At the end of May I'm going
to pick ONE of the readers of this newsletter - but to be chosen you need to
have supported my work by doing ALL of these things:
· Logged-in to your LostCousins
account at least ONCE between 28th April and 31st May
· Entered on your My
Details page EITHER a secondary email address that I can use to get in
touch if your primary address fails OR your full postal address
· Added at least ONE relative to your My Ancestors page between 28th April and
31st May
· Purchased at least ONE LostCousins
subscription since first joining
If you’ve already tested your
DNA you can give the kit to a family member or cousin - indeed if you live in a
country where DNA testing is illegal, eg France,
you'll have to nominate a cousin in the UK to receive your prize.
There's no need to tell me
that you want to be considered for the prize - your name will go into the
(metaphorical) hat automatically IF you meet all the criteria above. Should the
winner turn down the prize for any reason I'll draw another name from the hat.
Why visit
record offices when there's so much online?
These days an amazing number of people manage to
research their family tree without ever visiting an archive or records office -
although I think it's fair to say that in many cases they don't realise what
they're missing.
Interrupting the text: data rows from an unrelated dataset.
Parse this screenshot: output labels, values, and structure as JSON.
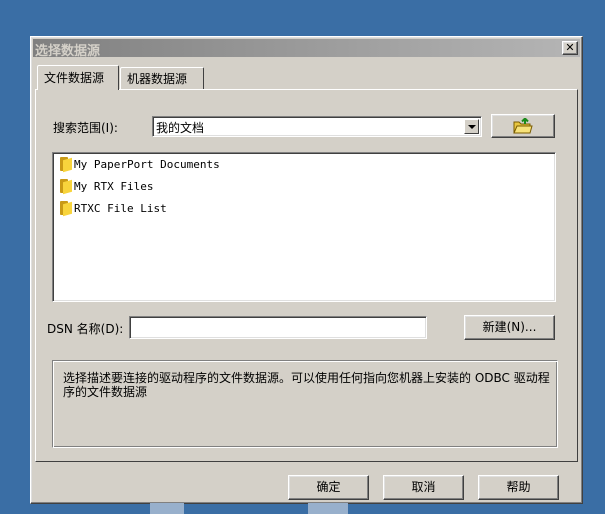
{
  "dialog": {
    "title": "选择数据源",
    "close_glyph": "✕"
  },
  "tabs": [
    {
      "label": "文件数据源",
      "active": true
    },
    {
      "label": "机器数据源",
      "active": false
    }
  ],
  "lookin": {
    "label": "搜索范围(I):",
    "value": "我的文档",
    "up_icon": "up-folder-icon"
  },
  "files": [
    {
      "name": "My PaperPort Documents",
      "icon": "folder-icon"
    },
    {
      "name": "My RTX Files",
      "icon": "folder-icon"
    },
    {
      "name": "RTXC File List",
      "icon": "folder-icon"
    }
  ],
  "dsn": {
    "label": "DSN 名称(D):",
    "value": "",
    "new_button": "新建(N)..."
  },
  "description": "选择描述要连接的驱动程序的文件数据源。可以使用任何指向您机器上安装的 ODBC 驱动程序的文件数据源",
  "buttons": {
    "ok": "确定",
    "cancel": "取消",
    "help": "帮助"
  },
  "colors": {
    "desktop": "#3a6ea5",
    "dialog_face": "#d4d0c8",
    "titlebar_inactive": "#808080"
  }
}
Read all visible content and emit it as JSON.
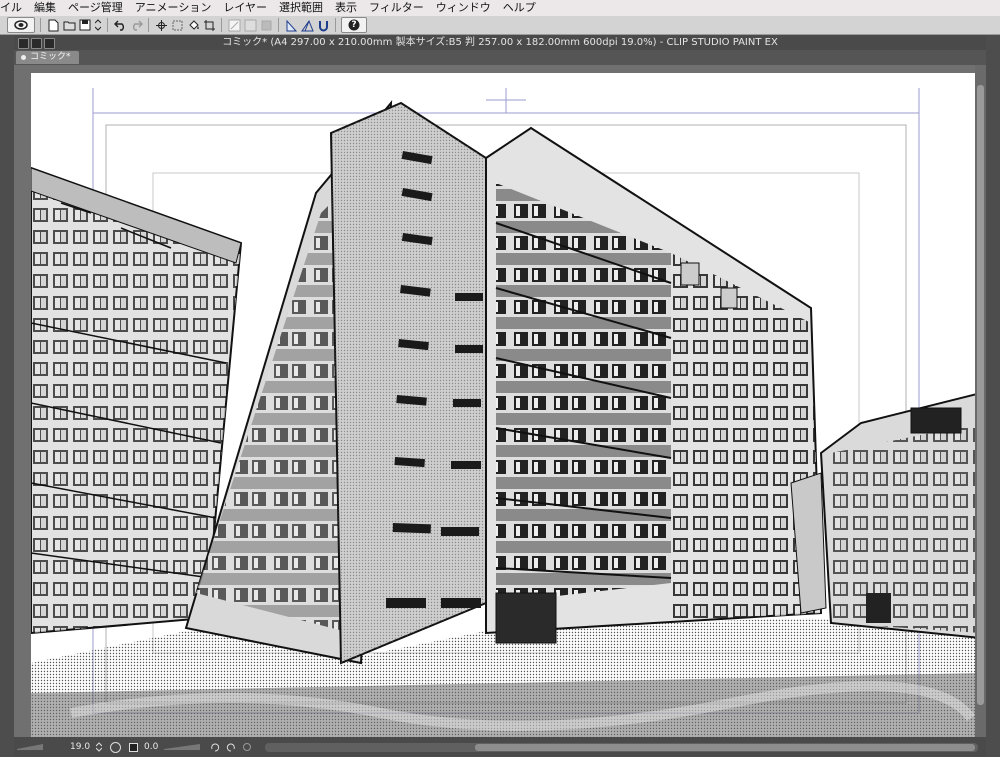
{
  "menubar": {
    "items": [
      "イル",
      "編集",
      "ページ管理",
      "アニメーション",
      "レイヤー",
      "選択範囲",
      "表示",
      "フィルター",
      "ウィンドウ",
      "ヘルプ"
    ]
  },
  "toolbar": {
    "help_label": "?"
  },
  "window": {
    "title": "コミック* (A4 297.00 x 210.00mm 製本サイズ:B5 判 257.00 x 182.00mm 600dpi 19.0%)  - CLIP STUDIO PAINT EX"
  },
  "tab": {
    "label": "コミック*"
  },
  "status": {
    "zoom": "19.0",
    "rotation": "0.0"
  },
  "colors": {
    "menubar_bg": "#ece8ea",
    "toolbar_bg": "#d3d3d3",
    "window_bg": "#4a4a4a",
    "canvas_bg": "#707070",
    "guide_line": "#8e8ec8"
  },
  "icons": {
    "toolbar": [
      "clip-studio-icon",
      "new-file-icon",
      "open-file-icon",
      "save-icon",
      "undo-icon",
      "redo-icon",
      "transform-icon",
      "selection-icon",
      "fill-icon",
      "crop-icon",
      "ruler-icon",
      "perspective-ruler-icon",
      "snap-icon",
      "help-icon"
    ]
  }
}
Since Ancestry and Findmypast began
to make parish registers available online 10 years ago many records office have signed contracts with one or other (and, very
occasionally, both) so that now more than half of English registers are online.
But there are still many registers that aren't online,
and whilst some of the gap is filled by transcriptions (eg
FreeREG, FamilySearch, local family history
societies, online-parish clerk projects), coverage can be patchy,
transcriptions are rarely complete (details such as maiden names, occupations,
and age at baptism might be omitted) and they're certainly not always correct.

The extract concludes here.